For the record, here are just a few moments of wonderful insanity that I felt the need to document, taken from the transcript of what was regrettably a rather uneven live translation. Probably way funnier in the original Persian.

on homosexuality and drug smuggling

MR. COATSWORTH: Mr. President, another student asks, Iranian women are now denied basic human rights, and your government has imposed draconian punishments, including execution on Iranian citizens who are homosexuals. Why are you doing those things?

PRESIDENT AHMADINEJAD: [Long digression about drug smugglers.]

MR. COATSWORTH: (Off mike) -- and drug smugglers. The question was about sexual preference and women. (Applause.)

PRESIDENT AHMADINEJAD: In Iran, we don't have homosexuals like in your country. (Laughter.) We don't have that in our country. (Booing.) In Iran, we do not have this phenomenon. I don't know who's told you that we have it. (Laughter.)

on the definition of science

PRESIDENT AHMADINEJAD: In our culture, the word "science" has been defined as "illumination." In fact, the "science" means "brightness" and the real science is a science which rescues the human being from ignorance to his own benefit. In one of the widely accepted definitions of science, it is stated that it is the light which sheds to the hearts of those who have been selected by the Almighty; therefore, according to this definition, science is a divine gift, and the heart is where it resides.

bush + retarded = funny joke ha ha?

PRESIDENT AHMADINEJAD: So let me just tell a joke here. I think the politicians who are after atomic bombs or are testing them, making them -- politically they are backward, retarded. (Applause.)

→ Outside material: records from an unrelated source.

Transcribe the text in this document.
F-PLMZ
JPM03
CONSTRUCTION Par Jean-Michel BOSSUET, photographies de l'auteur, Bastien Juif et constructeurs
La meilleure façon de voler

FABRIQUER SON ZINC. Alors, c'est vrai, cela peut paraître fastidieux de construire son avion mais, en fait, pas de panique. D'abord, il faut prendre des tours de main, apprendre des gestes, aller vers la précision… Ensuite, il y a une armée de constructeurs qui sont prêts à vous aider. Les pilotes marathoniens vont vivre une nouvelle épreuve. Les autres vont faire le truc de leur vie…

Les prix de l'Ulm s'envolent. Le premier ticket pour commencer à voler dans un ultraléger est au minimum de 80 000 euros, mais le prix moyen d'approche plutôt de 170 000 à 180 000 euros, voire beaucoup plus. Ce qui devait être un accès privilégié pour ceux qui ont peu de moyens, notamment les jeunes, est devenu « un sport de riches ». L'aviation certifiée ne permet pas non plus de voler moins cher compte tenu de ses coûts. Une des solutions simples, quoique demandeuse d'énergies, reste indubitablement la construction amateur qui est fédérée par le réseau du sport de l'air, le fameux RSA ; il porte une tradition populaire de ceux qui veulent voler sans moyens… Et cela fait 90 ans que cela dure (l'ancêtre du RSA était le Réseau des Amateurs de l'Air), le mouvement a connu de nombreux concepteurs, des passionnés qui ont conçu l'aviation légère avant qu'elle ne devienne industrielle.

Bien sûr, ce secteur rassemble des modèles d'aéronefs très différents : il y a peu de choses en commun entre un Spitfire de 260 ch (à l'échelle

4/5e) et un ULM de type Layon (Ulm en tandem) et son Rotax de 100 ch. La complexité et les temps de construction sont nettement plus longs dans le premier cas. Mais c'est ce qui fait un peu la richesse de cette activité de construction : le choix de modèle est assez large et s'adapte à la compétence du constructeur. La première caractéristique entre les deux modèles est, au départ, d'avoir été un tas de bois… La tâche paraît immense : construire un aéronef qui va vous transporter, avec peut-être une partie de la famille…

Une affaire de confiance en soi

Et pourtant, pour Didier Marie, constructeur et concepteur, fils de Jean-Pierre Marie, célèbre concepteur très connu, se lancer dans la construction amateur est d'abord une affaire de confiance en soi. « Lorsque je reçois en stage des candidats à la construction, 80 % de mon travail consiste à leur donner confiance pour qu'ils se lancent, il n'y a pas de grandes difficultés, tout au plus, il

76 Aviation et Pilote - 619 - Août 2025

on those ever-shifting "truths" of mathematics

PRESIDENT AHMADINEJAD: Why do you want to stop the progress of science and research? Do you ever take what's known as absolute in physics? We had principles in mathematics that were granted to be absolute in mathematics for over 800 years, but new science has gotten rid of those absolutism, gotten -- forward other different logics of looking at mathematics, and sort of turned the way we look at it as a science altogether after 800 years. So we must allow researchers, scholars to investigate into everything, every phenomenon -- God, universe, human beings, history, and civilization. Why should we stop that?

i remember something from history class! really!

PRESIDENT AHMADINEJAD: My first question was, if, given that the Holocaust is a present reality of our time, a history that occurred, why is there not sufficient research that can approach the topic from different perspectives? Our friends refer to 1930 as the point of the departure for this development; however, I believe the Holocaust, from what we read, happened during World War II after 1930 in the 1940s. So, you know, we have to really be able to trace the event.